We could not believe Darrell was going to miss all our graduation celebrations. None of us, including Terry, had any inclination of the legacy he was about to embrace. Today the Terry Fox Run is held in 52 countries and is the single largest fund-raiser for cancer research in the world.
Terry was diagnosed with osteogenic sarcoma (bone cancer) in his right leg in 1977. The night before his surgery our physical education teacher, Terry Flemming, gave Terry a magazine about an amputee who had run the New York Marathon. This was the impetus for Terrys Marathon of Hope. His objective was to raise awareness among Canadians of the critical need to find a cure for cancer. He ran an average of 47 kilometres every day for 143 days. He was forced to end his run in Thunder Bay, Ontario, due to the return of cancer. He died June 28, 1981.
In May of 2000 I saw Darrell at our high school reunion in Port Coquitlam. Darrell is now the national director of the Terry Fox Foundation and the name of our school has been changed to Terry Fox Senior Secondary. In our conversation I mentioned to Darrell that I was off to India to teach at an international school.

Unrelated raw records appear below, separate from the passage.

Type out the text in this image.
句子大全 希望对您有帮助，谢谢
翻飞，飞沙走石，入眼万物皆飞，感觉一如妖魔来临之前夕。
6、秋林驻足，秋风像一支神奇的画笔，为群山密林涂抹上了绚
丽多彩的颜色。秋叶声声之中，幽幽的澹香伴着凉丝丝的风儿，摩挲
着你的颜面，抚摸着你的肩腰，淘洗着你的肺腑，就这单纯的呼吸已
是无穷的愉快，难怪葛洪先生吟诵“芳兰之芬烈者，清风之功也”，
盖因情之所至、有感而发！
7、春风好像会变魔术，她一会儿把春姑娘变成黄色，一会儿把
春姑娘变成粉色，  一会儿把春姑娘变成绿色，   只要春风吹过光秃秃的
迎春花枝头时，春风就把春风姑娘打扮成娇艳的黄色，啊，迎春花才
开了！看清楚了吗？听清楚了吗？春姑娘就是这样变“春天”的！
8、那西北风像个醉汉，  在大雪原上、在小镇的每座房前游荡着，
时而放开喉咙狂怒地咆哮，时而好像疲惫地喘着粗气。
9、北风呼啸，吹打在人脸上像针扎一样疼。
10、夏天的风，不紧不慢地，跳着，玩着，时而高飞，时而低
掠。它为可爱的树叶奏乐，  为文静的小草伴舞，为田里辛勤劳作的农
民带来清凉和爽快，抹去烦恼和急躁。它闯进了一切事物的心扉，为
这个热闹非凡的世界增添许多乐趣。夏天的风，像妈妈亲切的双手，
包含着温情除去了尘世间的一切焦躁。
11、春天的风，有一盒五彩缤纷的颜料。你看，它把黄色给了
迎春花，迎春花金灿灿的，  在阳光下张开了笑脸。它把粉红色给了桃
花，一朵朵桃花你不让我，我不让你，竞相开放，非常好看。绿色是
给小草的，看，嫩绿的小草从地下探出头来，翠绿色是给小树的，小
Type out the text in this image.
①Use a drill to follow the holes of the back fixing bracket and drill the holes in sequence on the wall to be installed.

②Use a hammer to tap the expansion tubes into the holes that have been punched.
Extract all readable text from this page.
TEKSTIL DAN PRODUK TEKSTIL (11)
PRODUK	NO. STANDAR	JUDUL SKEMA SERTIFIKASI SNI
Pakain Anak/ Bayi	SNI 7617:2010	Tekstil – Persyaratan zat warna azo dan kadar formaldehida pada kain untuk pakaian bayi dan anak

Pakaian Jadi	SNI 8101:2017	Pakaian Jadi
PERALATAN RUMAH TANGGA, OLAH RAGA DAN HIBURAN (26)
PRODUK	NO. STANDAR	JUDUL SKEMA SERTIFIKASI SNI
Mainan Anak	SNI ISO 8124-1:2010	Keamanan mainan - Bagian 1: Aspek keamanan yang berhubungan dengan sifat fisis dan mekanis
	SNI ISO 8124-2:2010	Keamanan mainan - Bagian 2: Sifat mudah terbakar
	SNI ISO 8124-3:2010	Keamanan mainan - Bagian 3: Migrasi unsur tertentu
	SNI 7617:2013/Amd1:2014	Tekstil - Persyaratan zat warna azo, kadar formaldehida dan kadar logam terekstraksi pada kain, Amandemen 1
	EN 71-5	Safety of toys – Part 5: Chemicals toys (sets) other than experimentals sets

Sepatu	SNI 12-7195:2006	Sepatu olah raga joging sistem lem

"Youre going to do the run, arent you?" he asked.
"Yes, of course I am," I said.
How I was going to pull it together in a community where I did not know a single soul was going through my mind, but I did not mention my challenges to Darrell.

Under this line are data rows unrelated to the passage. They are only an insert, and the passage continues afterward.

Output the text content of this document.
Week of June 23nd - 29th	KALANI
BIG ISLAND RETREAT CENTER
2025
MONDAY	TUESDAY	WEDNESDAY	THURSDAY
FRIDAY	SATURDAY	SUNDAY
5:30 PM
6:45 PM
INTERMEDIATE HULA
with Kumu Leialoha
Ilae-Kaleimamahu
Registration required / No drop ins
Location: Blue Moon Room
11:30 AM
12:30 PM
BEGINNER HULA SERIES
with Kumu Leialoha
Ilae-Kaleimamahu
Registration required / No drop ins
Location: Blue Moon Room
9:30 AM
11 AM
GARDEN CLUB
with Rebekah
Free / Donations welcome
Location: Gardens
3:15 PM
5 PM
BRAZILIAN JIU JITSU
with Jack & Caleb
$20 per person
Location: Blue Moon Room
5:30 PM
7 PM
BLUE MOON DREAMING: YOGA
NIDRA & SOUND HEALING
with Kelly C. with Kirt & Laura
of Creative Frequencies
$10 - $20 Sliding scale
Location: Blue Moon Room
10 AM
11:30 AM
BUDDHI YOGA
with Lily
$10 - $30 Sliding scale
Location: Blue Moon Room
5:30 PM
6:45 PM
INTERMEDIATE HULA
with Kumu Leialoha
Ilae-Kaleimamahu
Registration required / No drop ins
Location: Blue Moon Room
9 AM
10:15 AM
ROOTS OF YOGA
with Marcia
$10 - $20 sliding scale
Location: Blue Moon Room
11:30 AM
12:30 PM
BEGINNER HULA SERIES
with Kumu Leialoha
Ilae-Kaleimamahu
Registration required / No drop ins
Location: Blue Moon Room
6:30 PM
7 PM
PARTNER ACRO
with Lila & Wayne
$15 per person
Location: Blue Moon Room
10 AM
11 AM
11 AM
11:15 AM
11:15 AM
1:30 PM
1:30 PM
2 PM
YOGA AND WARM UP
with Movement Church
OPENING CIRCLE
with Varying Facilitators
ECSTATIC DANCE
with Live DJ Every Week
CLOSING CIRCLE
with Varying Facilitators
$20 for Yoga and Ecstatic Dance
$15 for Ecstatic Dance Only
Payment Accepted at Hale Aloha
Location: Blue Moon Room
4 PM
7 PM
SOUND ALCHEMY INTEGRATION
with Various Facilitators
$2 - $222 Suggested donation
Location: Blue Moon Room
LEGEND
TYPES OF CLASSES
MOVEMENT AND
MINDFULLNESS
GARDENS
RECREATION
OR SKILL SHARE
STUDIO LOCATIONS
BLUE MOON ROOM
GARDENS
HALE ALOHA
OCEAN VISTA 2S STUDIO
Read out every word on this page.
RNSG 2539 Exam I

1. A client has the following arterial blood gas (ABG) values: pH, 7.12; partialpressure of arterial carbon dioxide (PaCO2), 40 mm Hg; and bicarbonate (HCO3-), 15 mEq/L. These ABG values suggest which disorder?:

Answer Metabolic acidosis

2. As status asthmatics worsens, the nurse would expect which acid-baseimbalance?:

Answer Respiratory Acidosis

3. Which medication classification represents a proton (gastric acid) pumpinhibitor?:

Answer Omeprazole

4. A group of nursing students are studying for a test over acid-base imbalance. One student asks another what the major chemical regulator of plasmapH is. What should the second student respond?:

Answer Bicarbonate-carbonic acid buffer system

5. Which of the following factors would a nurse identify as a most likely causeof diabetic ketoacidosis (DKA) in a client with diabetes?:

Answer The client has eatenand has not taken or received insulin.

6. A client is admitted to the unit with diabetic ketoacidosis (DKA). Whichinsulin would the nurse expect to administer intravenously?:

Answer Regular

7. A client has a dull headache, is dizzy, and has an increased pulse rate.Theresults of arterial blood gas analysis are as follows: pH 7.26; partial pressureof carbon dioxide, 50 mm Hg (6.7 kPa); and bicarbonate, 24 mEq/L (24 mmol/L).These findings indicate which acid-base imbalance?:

When I arrived in Kodaikanal, in India, I contacted the Terry Fox Foundation in Toronto. Shortly after I received participation certificates, posters, and video tapes all the tools I needed to promote the run. I contacted the Rotary Club of Kodaikanal and introduced myself to Mr. Sam Babu, International Director, and Mrs. Rani Rajendran, President. Sam and Rani became my local contacts. They spoke with school principals, organized our presentations, translated, and committed themselves to the project.

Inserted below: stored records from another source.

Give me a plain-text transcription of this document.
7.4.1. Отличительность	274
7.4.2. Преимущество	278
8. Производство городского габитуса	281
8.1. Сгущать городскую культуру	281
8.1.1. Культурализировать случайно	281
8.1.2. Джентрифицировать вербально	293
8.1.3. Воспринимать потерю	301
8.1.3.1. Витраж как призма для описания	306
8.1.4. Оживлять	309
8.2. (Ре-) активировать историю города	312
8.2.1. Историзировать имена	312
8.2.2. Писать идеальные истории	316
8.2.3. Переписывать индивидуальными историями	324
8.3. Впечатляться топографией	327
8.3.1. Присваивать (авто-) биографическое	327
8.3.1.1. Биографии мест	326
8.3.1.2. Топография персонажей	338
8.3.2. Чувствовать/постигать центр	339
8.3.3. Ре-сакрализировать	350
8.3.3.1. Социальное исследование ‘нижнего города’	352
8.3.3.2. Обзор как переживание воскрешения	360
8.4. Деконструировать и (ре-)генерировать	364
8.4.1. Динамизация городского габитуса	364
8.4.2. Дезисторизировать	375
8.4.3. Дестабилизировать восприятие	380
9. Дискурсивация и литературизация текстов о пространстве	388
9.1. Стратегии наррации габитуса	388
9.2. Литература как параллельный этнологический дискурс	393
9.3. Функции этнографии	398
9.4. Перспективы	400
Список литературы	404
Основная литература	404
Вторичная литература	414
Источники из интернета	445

There were many moments when I wondered what on earth had compelled me to take on something so huge in a new community, but each time I walked into a room filled with children my energy was completely restored.
The first school Sam and I visited was Bhavans Gandhi Vidyasaram. I heard Terrys voice as I entered the main hall the students were watching the video. Approximately 200 pairs of brown eyes stared at me as I entered the room and sat down.